En rentrant d’Espagne avec son frère Rodrigue dans la galère El Sol, il fut pris par des pirates berbères et emmené à Argel (Algérie), où on le retint captif pendant cinq ans (1575-1580) malgré de nombreuses tentatives d’évasion qui ne firent que rendre plus pénibles ses conditions de détention. Recueilli par les « Padres Redentoristas » (ordre religieux), il revint en Espagne pour mener une vie laborieuse, occupant divers emplois mineurs. Il se maria en 1584 avec Catalina de Salazar et se consacra de plus en plus à l’écriture.
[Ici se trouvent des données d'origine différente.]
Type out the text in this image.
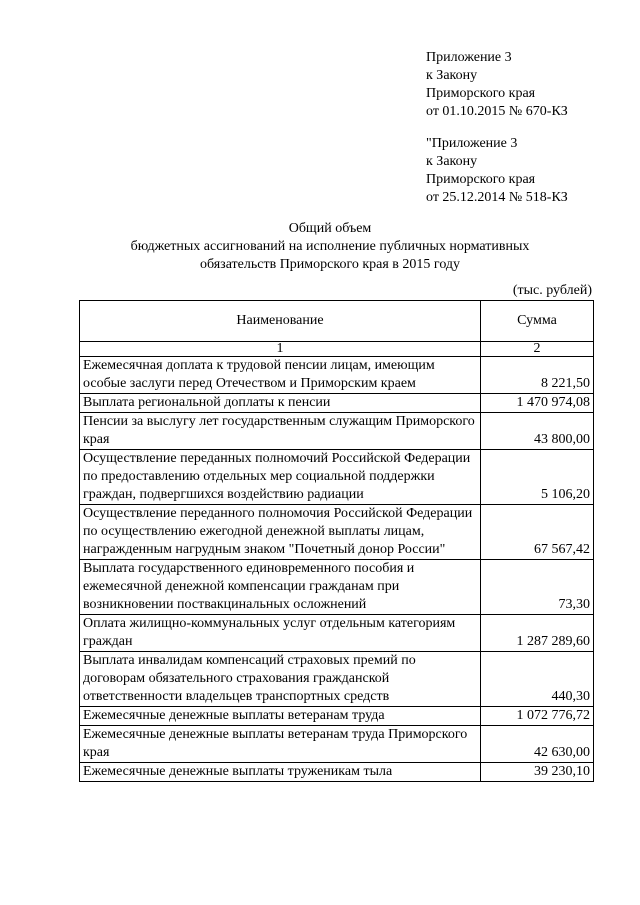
Приложение 3
к Закону
Приморского края
от 01.10.2015 № 670-КЗ
"Приложение 3
к Закону
Приморского края
от 25.12.2014 № 518-КЗ
Общий объем
бюджетных ассигнований на исполнение публичных нормативных
обязательств Приморского края в 2015 году
(тыс. рублей)
Наименование	Сумма
1	2
Ежемесячная доплата к трудовой пенсии лицам, имеющим особые заслуги перед Отечеством и Приморским краем	8 221,50
Выплата региональной доплаты к пенсии	1 470 974,08
Пенсии за выслугу лет государственным служащим Приморского края	43 800,00
Осуществление переданных полномочий Российской Федерации по предоставлению отдельных мер социальной поддержки граждан, подвергшихся воздействию радиации	5 106,20
Осуществление переданного полномочия Российской Федерации по осуществлению ежегодной денежной выплаты лицам, награжденным нагрудным знаком "Почетный донор России"	67 567,42
Выплата государственного единовременного пособия и ежемесячной денежной компенсации гражданам при возникновении поствакцинальных осложнений	73,30
Оплата жилищно-коммунальных услуг отдельным категориям граждан	1 287 289,60
Выплата инвалидам компенсаций страховых премий по договорам обязательного страхования гражданской ответственности владельцев транспортных средств	440,30
Ежемесячные денежные выплаты ветеранам труда	1 072 776,72
Ежемесячные денежные выплаты ветеранам труда Приморского края	42 630,00
Ежемесячные денежные выплаты труженикам тыла	39 230,10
Il publia en 1585 sa première œuvre, un roman pastoral La Galatea écrit dans les années 1581 à 1583. La Galatea est censée représenter plusieurs comédies, mais seule la première fut écrite et publiée. Elle n’en reste pas moins une œuvre remarquable. En 1587 il obtint à Séville un emploi dans le ravitaillement de l’Invincible Armada, ce qui l’amena à réfléchir amèrement sur la condition militaire. Ne pouvant obtenir dans les Indes la place ou la charge qu’il sollicitait, sans parler de l’impossibilité de récupérer les soldes qu’on lui devait, il se trouva dans une situation très difficile vers 1590.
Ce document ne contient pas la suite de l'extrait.